Lesson 2: "Clean" Is Not Objective
Two analysts looking at the same raw COVID-19 data could produce legitimately different cleaned datasets — and therefore different case counts — based on different but defensible cleaning decisions. This doesn't mean one is right and the other is wrong. It means data cleaning involves judgment, and reasonable people can disagree.
The ethical obligation is transparency: show your work, explain your choices, and acknowledge the alternatives.
Lesson 3: Missing Data Is a Social Issue
The pattern of missing race/ethnicity data in COVID-19 records wasn't random — it reflected structural inequities in healthcare infrastructure, staffing, and technology. Communities that needed the most attention had the least complete data. When you clean data, you need to ask: whose data is most likely to be missing, and what does that mean for my conclusions?
This is Theme 2 (human stories behind the data) at its most urgent: missing data means missing people, and missing people means invisible suffering.
Lesson 4: Cleaning Logs Save Lives (and Careers)
The counties and states that documented their data processing decisions — which records were included, which were excluded, how duplicates were handled, how "case" was defined — were able to defend their numbers, correct errors publicly, and maintain public trust. Those that didn't document their decisions faced accusations of manipulation, even when their choices were defensible.

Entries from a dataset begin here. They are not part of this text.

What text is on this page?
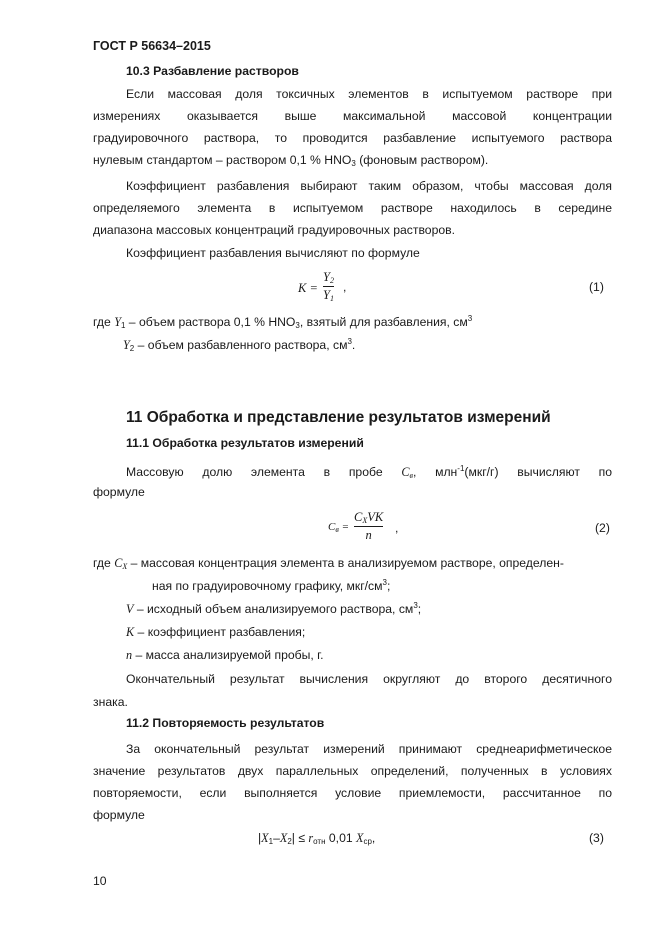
ГОСТ Р 56634–2015
10.3 Разбавление растворов
Если массовая доля токсичных элементов в испытуемом растворе при
измерениях оказывается выше максимальной массовой концентрации
градуировочного раствора, то проводится разбавление испытуемого раствора
нулевым стандартом – раствором 0,1 % $HNO_3$ (фоновым раствором).
Коэффициент разбавления выбирают таким образом, чтобы массовая доля
определяемого элемента в испытуемом растворе находилось в середине
диапазона массовых концентраций градуировочных растворов.
Коэффициент разбавления вычисляют по формуле
K =
$Y_2$
$Y_1$
,	(1)
где $Y_1$ – объем раствора 0,1 % $HNO_3$, взятый для разбавления, $см^3$
$Y_2$ – объем разбавленного раствора, $см^3$.
11 Обработка и представление результатов измерений
11.1 Обработка результатов измерений
Массовую долю элемента в пробе $C_в$, млн$^{-1}$(мкг/г) вычисляют по
формуле
$C_в$ =
$C_XVK$
n ,	(2)
где $C_X$ – массовая концентрация элемента в анализируемом растворе, определен-
ная по градуировочному графику, мкг/$см^3$;
V – исходный объем анализируемого раствора, $см^3$;
K – коэффициент разбавления;
n – масса анализируемой пробы, г.
Окончательный результат вычисления округляют до второго десятичного
знака.
11.2 Повторяемость результатов
За окончательный результат измерений принимают среднеарифметическое
значение результатов двух параллельных определений, полученных в условиях
повторяемости, если выполняется условие приемлемости, рассчитанное по
формуле
$|X_1-X_2| \le r_{отн}$ 0,01 $X_{ср}$,	(3)
10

A cleaning log isn't just good practice. In high-stakes contexts, it's essential infrastructure.
Discussion Questions
-
A county health department discovers that 15% of COVID-19 case records are duplicates. They remove them, and the case count drops significantly. A journalist writes a headline: "County Admits Overcounting COVID Cases by 15%." Is this headline accurate? What nuance is it missing?
-
The CDC recommended counting "probable" cases (based on symptoms and exposure) alongside "confirmed" cases (based on positive tests). Some states did this; others didn't. How does this inconsistency in coding rules across states complicate national-level analysis? What's the data cleaning equivalent?
-
A state health department has race/ethnicity data missing for 55% of COVID-19 cases. A researcher proposes imputing the missing values using the racial demographics of each patient's zip code. Evaluate this approach: what are its strengths, weaknesses, and potential biases?
-
Reframe the Florida data controversy as a data cleaning problem. What specific cleaning decisions were at stake? How could transparency (a public cleaning log) have changed the public's understanding of the situation?
-
How does this case study illustrate the idea that "every data cleaning decision is a study design decision in disguise" (from Section 7.10)?

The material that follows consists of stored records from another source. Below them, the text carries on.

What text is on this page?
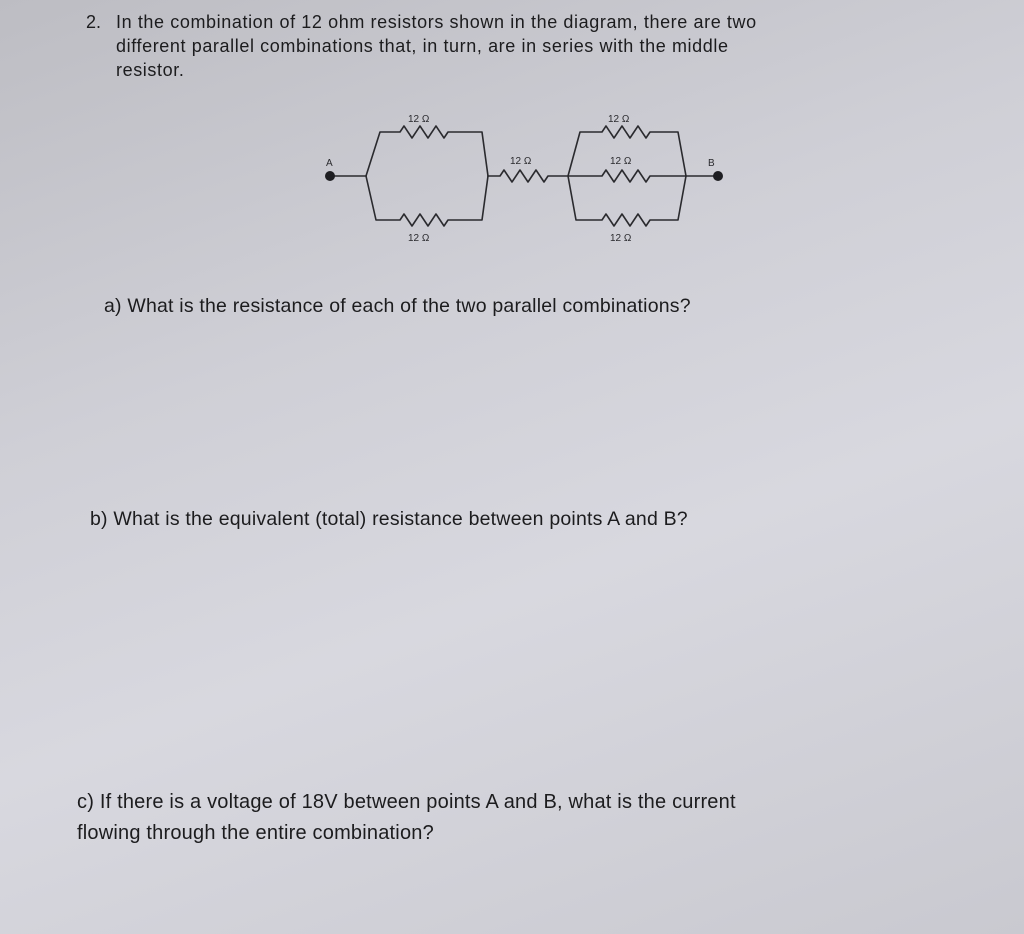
2. In the combination of 12 ohm resistors shown in the diagram, there are two
different parallel combinations that, in turn, are in series with the middle
resistor.
A	B
12 Ω
12 Ω
12 Ω
12 Ω
12 Ω
12 Ω
a) What is the resistance of each of the two parallel combinations?
b) What is the equivalent (total) resistance between points A and B?
c) If there is a voltage of 18V between points A and B, what is the current
flowing through the entire combination?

Connection to the Progressive Project
As you clean your own dataset in the Chapter 7 project checkpoint, keep the COVID-19 case in mind. Your stakes are lower, but the principles are identical:
- Document every decision. If someone asked you "why did you drop those rows?" you should have a written answer.
- Think about who's missing. Are the rows you're deleting systematically different from the rows you're keeping?
- Test your sensitivity. Does your conclusion change if you use a different imputation method? If so, acknowledge that in your analysis.
- Be transparent about what you don't know. It's better to say "vaccination data was 10% missing and likely MNAR" than to pretend your dataset is complete.